Più facile immaginare che le loro scelte fossero il frutto non di un equivoco sul "contenuto" di benessere del Pil ma di un consapevole processo di valutazione. Dunque, il meno che si possa dire è che il grado di soggezione al Pil è stato un atto volontario: i governi hanno libertà di scegliere le variabili dalle quali farsi guidare e i pesi da attribuire a ciascuna di esse.

Possono anche, se lo vogliono, interrogarsi sul rapporto che tutto questo ha con il benessere sociale, ma non sembrano obbligati a farlo. Possiamo, allora, sperare che emendando, riformando o addirittura eliminando il Pil scompaia la possibilità di fare un cattivo uso di questa libertà? E possiamo immaginare di costruire un indice che "catturi" nel migliore modo possibile il benessere sociale e venga imposto come obiettivo unico da massimizzare ai governi?

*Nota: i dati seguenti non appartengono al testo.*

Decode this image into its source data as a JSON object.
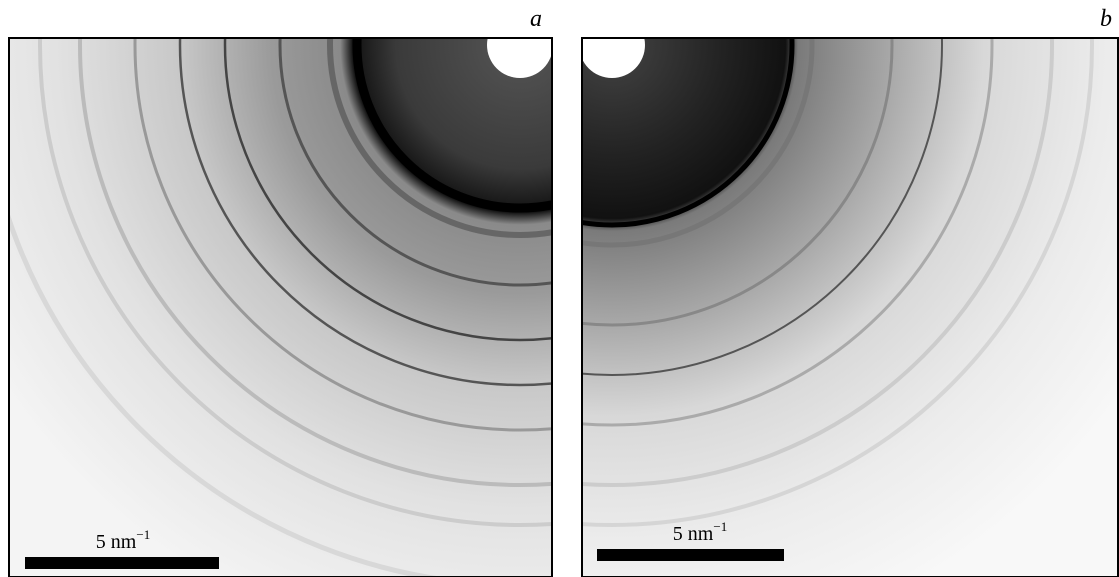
{
  "panels": [
    {
      "label": "a",
      "scale_bar": {
        "text": "5 nm",
        "superscript": "−1"
      }
    },
    {
      "label": "b",
      "scale_bar": {
        "text": "5 nm",
        "superscript": "−1"
      }
    }
  ]
}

Le risposte a queste domande sembrano piuttosto scontate e appare evidente che la questione ricade a pieno titolo nel terreno della democrazia. Essa non può essere risolta che apprestando processi decisionali di comprovata solidità sotto questo profilo. Ad esempio, la competizione elettorale potrebbe svolgersi proprio sui pesi da attribuire alle diverse dimensioni del benessere e dovrebbe essere integrata da meccanismi istituzionali che assicurino il rispetto degli impegni assunti.

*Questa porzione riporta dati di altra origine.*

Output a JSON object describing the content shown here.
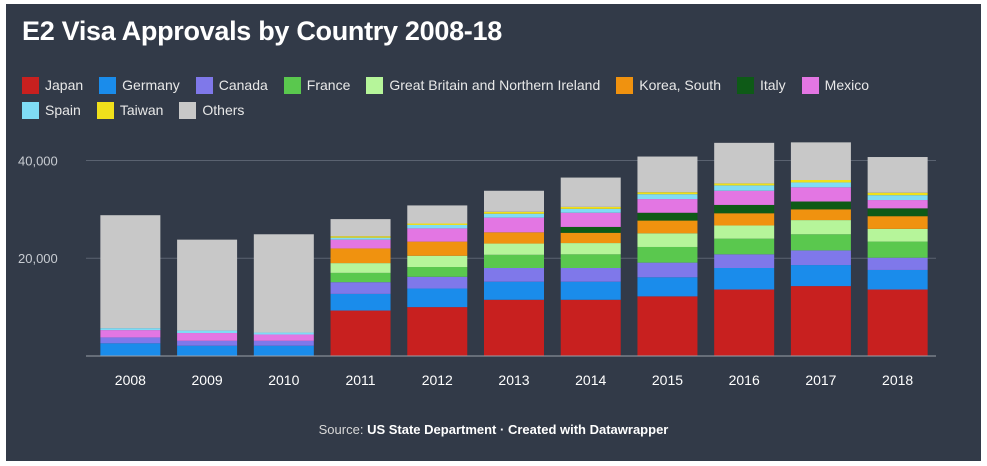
{
  "title": "E2 Visa Approvals by Country 2008-18",
  "source": {
    "prefix": "Source:",
    "org": "US State Department",
    "sep": "·",
    "credit": "Created with Datawrapper"
  },
  "colors": {
    "background": "#323a48",
    "gridline": "#5a6270",
    "axis_text": "#c8ccd2"
  },
  "chart_data": {
    "type": "bar",
    "stacked": true,
    "title": "E2 Visa Approvals by Country 2008-18",
    "categories": [
      "2008",
      "2009",
      "2010",
      "2011",
      "2012",
      "2013",
      "2014",
      "2015",
      "2016",
      "2017",
      "2018"
    ],
    "ylim": [
      0,
      45000
    ],
    "yticks": [
      20000,
      40000
    ],
    "ytick_labels": [
      "20,000",
      "40,000"
    ],
    "grid": true,
    "legend_position": "top",
    "series": [
      {
        "name": "Japan",
        "color": "#c8201f",
        "values": [
          0,
          0,
          0,
          9300,
          10000,
          11500,
          11500,
          12200,
          13600,
          14300,
          13600
        ]
      },
      {
        "name": "Germany",
        "color": "#1a8ceb",
        "values": [
          2600,
          2100,
          2100,
          3400,
          3800,
          3700,
          3700,
          3900,
          4400,
          4300,
          4000
        ]
      },
      {
        "name": "Canada",
        "color": "#7f78ea",
        "values": [
          1200,
          1000,
          1000,
          2400,
          2400,
          2800,
          2800,
          3000,
          2800,
          3000,
          2500
        ]
      },
      {
        "name": "France",
        "color": "#5ac84e",
        "values": [
          0,
          0,
          0,
          1900,
          2000,
          2700,
          2800,
          3200,
          3200,
          3300,
          3300
        ]
      },
      {
        "name": "Great Britain and Northern Ireland",
        "color": "#b6f59a",
        "values": [
          0,
          0,
          0,
          2000,
          2300,
          2300,
          2300,
          2800,
          2700,
          2900,
          2600
        ]
      },
      {
        "name": "Korea, South",
        "color": "#f0920f",
        "values": [
          0,
          0,
          0,
          3000,
          2900,
          2300,
          2100,
          2600,
          2500,
          2200,
          2600
        ]
      },
      {
        "name": "Italy",
        "color": "#0e5a17",
        "values": [
          0,
          0,
          0,
          0,
          0,
          0,
          1200,
          1600,
          1700,
          1600,
          1600
        ]
      },
      {
        "name": "Mexico",
        "color": "#e376e3",
        "values": [
          1500,
          1600,
          1300,
          1800,
          2700,
          3000,
          2900,
          2800,
          2900,
          2900,
          1700
        ]
      },
      {
        "name": "Spain",
        "color": "#7fdcf5",
        "values": [
          400,
          500,
          400,
          400,
          700,
          800,
          800,
          1000,
          1100,
          1000,
          1000
        ]
      },
      {
        "name": "Taiwan",
        "color": "#f0e01b",
        "values": [
          0,
          0,
          0,
          300,
          300,
          400,
          400,
          400,
          400,
          500,
          500
        ]
      },
      {
        "name": "Others",
        "color": "#c8c8c8",
        "values": [
          23100,
          18600,
          20100,
          3500,
          3700,
          4300,
          6000,
          7300,
          8300,
          7700,
          7300
        ]
      }
    ]
  }
}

Tutto ciò appare piuttosto complesso e di tale complessità nel Rapporto vi è consapevolezza. Lo dimostra non soltanto la scelta di offrire raccomandazioni ma l’esplicita dichiarazione che obiettivo principale del Rapporto è accrescere la disponibilità di dati e di statistiche di qualità su dimensioni rilevanti del benessere sociale (e sulla sua sostenibilità) allo scopo di permettere ai politici di prendere scelte più meditate (ovviamente se lo vorranno), ai media di informare meglio i propri lettori (anche questo se lo vorranno) e a questi ultimi di fare pesare le proprie informazioni maggiormente nella scelta politica (sempre, se lo vorranno). Sfortunatamente (o forse no?) il "superamento" del Pil, se così vogliamo chiamarlo, non genera automaticamente politiche "migliori". Però può offrire loro una nuova, grande opportunità.